Once, we saw him cleaning out the van he drove, a rusting, silver Dodge Caravan I could see limping up the side of the mountain when he came home. It was so old, its rear opened with two doors splaying out instead of a hatch rising skyward. Teddy walked slightly in front of me, head down as we passed his father sitting there, the van interior dark, cleaning solution and a roll of paper towels at his feet.
This all happened the summer before sixth grade.
We went to Teddy’s after my sister tried to lock us in a closet. We had settled on the living room rug to play Scrabble when I noticed a small, gummy spot near the floorboard. Unlike the rest of the spills, it looked like someone had tried to rub it clean.
“That’s where Daddy came last night,” Teddy whispered.
I didn’t know what he meant. So I pointed to a dog poop stain nearby and said, “And that’s where he went. Hah hah.”
Teddy was quiet.
I confessed sheepishly, “I don’t know what that means.”

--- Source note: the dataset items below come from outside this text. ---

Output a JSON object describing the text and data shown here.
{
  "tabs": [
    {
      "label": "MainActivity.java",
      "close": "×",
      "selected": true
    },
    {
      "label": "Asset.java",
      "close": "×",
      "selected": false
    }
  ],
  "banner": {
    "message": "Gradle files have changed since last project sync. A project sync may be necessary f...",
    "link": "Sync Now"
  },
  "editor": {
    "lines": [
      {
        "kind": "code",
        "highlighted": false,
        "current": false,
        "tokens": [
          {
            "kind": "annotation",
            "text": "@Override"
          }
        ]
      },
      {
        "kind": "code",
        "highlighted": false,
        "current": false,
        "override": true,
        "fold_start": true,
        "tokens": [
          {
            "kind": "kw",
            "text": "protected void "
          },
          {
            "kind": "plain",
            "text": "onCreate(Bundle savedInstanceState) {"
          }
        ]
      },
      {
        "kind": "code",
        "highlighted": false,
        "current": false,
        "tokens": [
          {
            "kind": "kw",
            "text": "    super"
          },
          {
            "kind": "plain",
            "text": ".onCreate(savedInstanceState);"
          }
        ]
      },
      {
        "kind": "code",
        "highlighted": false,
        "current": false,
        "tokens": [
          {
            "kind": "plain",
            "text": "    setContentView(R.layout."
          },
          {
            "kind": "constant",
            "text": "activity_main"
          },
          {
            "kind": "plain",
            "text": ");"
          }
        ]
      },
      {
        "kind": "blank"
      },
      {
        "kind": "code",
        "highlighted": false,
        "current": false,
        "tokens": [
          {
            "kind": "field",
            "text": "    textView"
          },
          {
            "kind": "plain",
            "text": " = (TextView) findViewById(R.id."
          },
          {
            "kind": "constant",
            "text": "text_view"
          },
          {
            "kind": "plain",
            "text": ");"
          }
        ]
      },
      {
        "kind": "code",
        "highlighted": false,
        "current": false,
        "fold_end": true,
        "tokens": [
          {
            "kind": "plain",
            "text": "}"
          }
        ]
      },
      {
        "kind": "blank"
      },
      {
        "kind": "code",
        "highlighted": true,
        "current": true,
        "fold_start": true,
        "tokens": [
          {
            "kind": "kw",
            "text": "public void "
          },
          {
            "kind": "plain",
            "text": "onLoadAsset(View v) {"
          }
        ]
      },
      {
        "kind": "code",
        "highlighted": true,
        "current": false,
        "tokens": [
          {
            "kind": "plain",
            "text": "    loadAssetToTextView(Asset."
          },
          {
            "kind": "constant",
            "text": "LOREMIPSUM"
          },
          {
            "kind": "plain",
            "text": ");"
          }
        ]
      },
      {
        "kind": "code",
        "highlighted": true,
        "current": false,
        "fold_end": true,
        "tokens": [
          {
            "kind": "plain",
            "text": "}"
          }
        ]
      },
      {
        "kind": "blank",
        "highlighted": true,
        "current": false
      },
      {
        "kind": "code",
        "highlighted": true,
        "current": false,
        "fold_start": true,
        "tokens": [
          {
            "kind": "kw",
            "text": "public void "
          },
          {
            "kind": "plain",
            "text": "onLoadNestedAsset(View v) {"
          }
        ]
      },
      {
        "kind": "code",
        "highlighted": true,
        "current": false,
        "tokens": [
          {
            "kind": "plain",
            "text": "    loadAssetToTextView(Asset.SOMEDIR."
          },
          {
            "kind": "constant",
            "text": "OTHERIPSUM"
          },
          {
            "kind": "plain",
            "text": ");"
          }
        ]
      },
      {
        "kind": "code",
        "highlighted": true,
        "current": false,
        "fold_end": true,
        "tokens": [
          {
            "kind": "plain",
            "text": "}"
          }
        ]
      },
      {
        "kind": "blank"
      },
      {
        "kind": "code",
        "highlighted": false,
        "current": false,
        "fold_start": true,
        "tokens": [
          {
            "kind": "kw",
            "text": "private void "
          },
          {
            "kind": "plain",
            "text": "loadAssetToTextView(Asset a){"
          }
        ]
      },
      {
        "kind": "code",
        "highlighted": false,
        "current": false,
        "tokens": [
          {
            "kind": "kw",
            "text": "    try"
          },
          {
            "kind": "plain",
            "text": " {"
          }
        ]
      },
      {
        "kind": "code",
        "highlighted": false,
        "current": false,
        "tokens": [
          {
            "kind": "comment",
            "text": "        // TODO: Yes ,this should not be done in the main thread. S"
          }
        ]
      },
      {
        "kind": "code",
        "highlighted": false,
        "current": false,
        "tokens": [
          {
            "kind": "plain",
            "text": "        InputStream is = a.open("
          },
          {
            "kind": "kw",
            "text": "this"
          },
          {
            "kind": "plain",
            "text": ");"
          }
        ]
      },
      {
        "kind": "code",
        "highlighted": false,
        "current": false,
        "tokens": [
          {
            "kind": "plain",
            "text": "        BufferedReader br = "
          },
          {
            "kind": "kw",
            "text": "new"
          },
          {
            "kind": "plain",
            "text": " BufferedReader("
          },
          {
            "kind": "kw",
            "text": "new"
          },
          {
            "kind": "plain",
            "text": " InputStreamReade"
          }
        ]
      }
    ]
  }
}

“You don’t know what coming is?”
“No.”
“It’s when a man watches dirty stuff,” he says, eyes still on the stain, “and his wiener gets all hard, and he rubs it against something or he slaps it against his hand, and then white stuff like shampoo comes out of it. That’s splooge. That’s where my dad splooged last night.”
I had no idea what to make of this. It sounded like a lie. Way too far out there to be something people actually did. But Teddy didn’t lie. That, I did know. He wasn’t the kind of kid who lied because he thought it was funny, or because he was bored. Teddy’s dad wasn’t at home that afternoon. The house was still. No one had turned on the TV yet.